The anti-dumping duties, which had been as high as 22.16 percent, will be capped at 16.88 percent, the department said.
The International Trade Commission could still reduce or eliminate the tariff. Almost 20 members of Congress and representatives of the newspaper industry testified to the commission last month that the tariff posed a threat to the future of local newspapers across the nation.
The US imposed the preliminary tariff in March on uncoated groundwood paper imported from Canadian mills and used as newsprint by the US newspaper industry.
It was in response to a complaint from North Pacific Paper Co in Washington state. It claimed that Canadian paper manufacturers were being subsidized by their government, giving them an unfair price advantage over their US counterparts. The mill, which was bought in 2016 by New York hedge fund One Rock Capital Partners, is one of five left in the US.
Newsprint often is the second-biggest operating expense, after salaries, for most newspapers.
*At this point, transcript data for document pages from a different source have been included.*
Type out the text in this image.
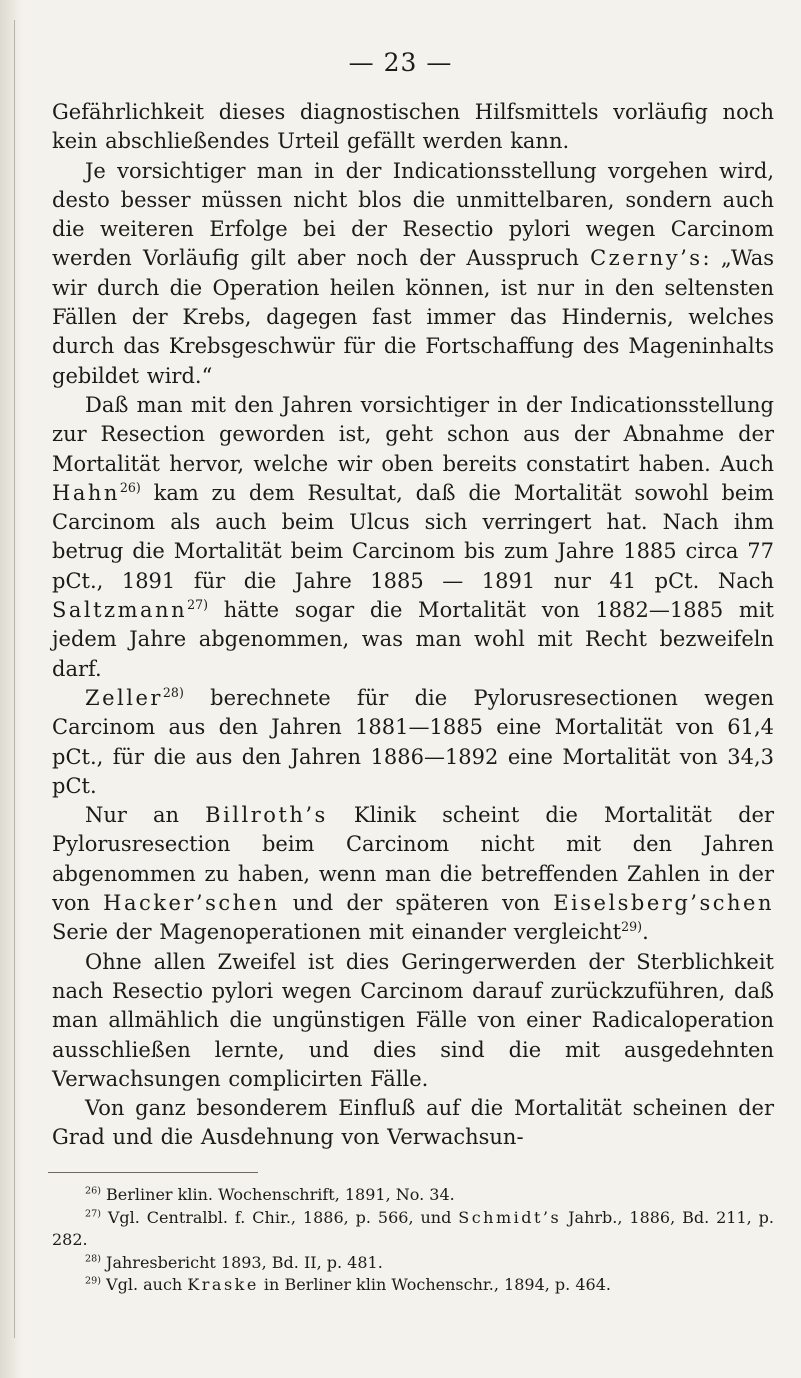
— 23 —

Gefährlichkeit dieses diagnostischen Hilfsmittels vorläufig noch kein abschließendes Urteil gefällt werden kann.

Je vorsichtiger man in der Indicationsstellung vorgehen wird, desto besser müssen nicht blos die unmittelbaren, sondern auch die weiteren Erfolge bei der Resectio pylori wegen Carcinom werden Vorläufig gilt aber noch der Ausspruch Czerny’s: „Was wir durch die Operation heilen können, ist nur in den seltensten Fällen der Krebs, dagegen fast immer das Hindernis, welches durch das Krebsgeschwür für die Fortschaffung des Mageninhalts gebildet wird.“

Daß man mit den Jahren vorsichtiger in der Indicationsstellung zur Resection geworden ist, geht schon aus der Abnahme der Mortalität hervor, welche wir oben bereits constatirt haben. Auch Hahn$^{26)}$ kam zu dem Resultat, daß die Mortalität sowohl beim Carcinom als auch beim Ulcus sich verringert hat. Nach ihm betrug die Mortalität beim Carcinom bis zum Jahre 1885 circa 77 pCt., 1891 für die Jahre 1885 — 1891 nur 41 pCt. Nach Saltzmann$^{27)}$ hätte sogar die Mortalität von 1882—1885 mit jedem Jahre abgenommen, was man wohl mit Recht bezweifeln darf.

Zeller$^{28)}$ berechnete für die Pylorusresectionen wegen Carcinom aus den Jahren 1881—1885 eine Mortalität von 61,4 pCt., für die aus den Jahren 1886—1892 eine Mortalität von 34,3 pCt.

Nur an Billroth’s Klinik scheint die Mortalität der Pylorusresection beim Carcinom nicht mit den Jahren abgenommen zu haben, wenn man die betreffenden Zahlen in der von Hacker’schen und der späteren von Eiselsberg’schen Serie der Magenoperationen mit einander vergleicht$^{29)}$.

Ohne allen Zweifel ist dies Geringerwerden der Sterblichkeit nach Resectio pylori wegen Carcinom darauf zurückzuführen, daß man allmählich die ungünstigen Fälle von einer Radicaloperation ausschließen lernte, und dies sind die mit ausgedehnten Verwachsungen complicirten Fälle.

Von ganz besonderem Einfluß auf die Mortalität scheinen der Grad und die Ausdehnung von Verwachsun-

$^{26)}$ Berliner klin. Wochenschrift, 1891, No. 34.

$^{27)}$ Vgl. Centralbl. f. Chir., 1886, p. 566, und Schmidt’s Jahrb., 1886, Bd. 211, p. 282.

$^{28)}$ Jahresbericht 1893, Bd. II, p. 481.

$^{29)}$ Vgl. auch Kraske in Berliner klin Wochenschr., 1894, p. 464.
The US newspaper industry said the tariffs increased newsprint prices by 25 to 30 percent and threatened the ability of some newspapers to continue publishing.
The increase in newsprint costs caused many newspapers in the US to reduce their page count.
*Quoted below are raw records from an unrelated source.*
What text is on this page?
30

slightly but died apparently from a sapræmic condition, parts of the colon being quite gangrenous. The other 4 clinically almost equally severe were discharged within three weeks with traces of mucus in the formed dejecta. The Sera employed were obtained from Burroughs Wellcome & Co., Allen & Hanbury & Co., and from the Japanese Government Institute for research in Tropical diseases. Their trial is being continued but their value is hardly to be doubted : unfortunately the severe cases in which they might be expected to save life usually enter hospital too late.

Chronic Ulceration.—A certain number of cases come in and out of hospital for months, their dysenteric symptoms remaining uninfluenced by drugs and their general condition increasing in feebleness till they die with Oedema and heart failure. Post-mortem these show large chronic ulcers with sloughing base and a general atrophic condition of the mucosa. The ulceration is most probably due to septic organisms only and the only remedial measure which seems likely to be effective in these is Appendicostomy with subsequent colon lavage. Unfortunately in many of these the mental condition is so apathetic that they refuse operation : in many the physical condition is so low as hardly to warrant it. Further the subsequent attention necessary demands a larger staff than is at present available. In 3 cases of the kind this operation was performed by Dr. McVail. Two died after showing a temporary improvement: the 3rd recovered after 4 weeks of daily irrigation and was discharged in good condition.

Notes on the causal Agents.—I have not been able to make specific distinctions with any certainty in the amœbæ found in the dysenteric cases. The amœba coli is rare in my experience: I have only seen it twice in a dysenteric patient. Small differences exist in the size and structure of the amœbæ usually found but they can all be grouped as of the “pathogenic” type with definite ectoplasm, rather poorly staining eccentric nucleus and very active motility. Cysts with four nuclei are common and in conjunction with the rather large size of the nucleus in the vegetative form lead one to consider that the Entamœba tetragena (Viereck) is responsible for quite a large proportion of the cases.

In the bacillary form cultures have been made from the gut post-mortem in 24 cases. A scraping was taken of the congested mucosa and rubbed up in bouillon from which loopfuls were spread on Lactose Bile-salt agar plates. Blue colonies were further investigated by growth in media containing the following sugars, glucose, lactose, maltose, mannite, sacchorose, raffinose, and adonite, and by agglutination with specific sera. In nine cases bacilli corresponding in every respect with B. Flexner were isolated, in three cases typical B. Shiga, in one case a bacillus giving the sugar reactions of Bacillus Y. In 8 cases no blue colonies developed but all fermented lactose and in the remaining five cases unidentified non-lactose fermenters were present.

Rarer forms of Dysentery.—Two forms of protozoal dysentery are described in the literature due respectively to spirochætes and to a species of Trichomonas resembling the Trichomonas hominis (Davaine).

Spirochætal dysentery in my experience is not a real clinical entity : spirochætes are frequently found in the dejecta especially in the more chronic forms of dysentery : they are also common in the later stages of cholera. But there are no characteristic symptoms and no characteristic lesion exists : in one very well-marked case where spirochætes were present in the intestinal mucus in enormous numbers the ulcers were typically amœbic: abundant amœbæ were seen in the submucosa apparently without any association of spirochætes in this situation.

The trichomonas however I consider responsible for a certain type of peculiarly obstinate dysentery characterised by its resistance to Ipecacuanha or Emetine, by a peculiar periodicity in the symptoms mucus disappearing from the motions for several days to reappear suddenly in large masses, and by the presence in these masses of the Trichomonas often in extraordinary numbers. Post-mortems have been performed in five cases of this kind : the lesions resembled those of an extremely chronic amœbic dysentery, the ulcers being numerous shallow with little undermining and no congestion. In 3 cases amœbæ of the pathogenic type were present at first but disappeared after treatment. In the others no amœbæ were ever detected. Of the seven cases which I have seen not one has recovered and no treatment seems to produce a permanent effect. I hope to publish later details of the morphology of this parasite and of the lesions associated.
The Tampa Bay Times in Florida said it was cutting up to 50 jobs due to soaring paper cost. A newspaper in Lumberton, North Carolina, The Robesonian, announced it was dropping its eight-page color comics section from Sunday editions.
In an editorial last week, the newspaper said it made the "not-so-funny" decision to cut the comics because of rising costs spurred by the US government's tariffs on Canadian newsprint.
Donnie Douglas, executive editor of The Robesonian, told ABC News that the newspaper decided it was better to cut the comics than risk reducing staff or freelancers who cover local news and serve as watchdogs for local government.
The newspaper, with a Sunday circulation of 6,200, is based in the town of about 21,000 people around 160 kilometers south of Raleigh, North Carolina.
US Commerce Secretary Wilbur Ross said on Thursday that the department also would revise downward its preliminary ruling that Canada provides unfair subsidies of between 4.42 and 9.93 percent to its mills that produce the paper. The new rates will be between 0.82 and 9.81 percent.
"This was a complicated and unique case," Ross said in a statement.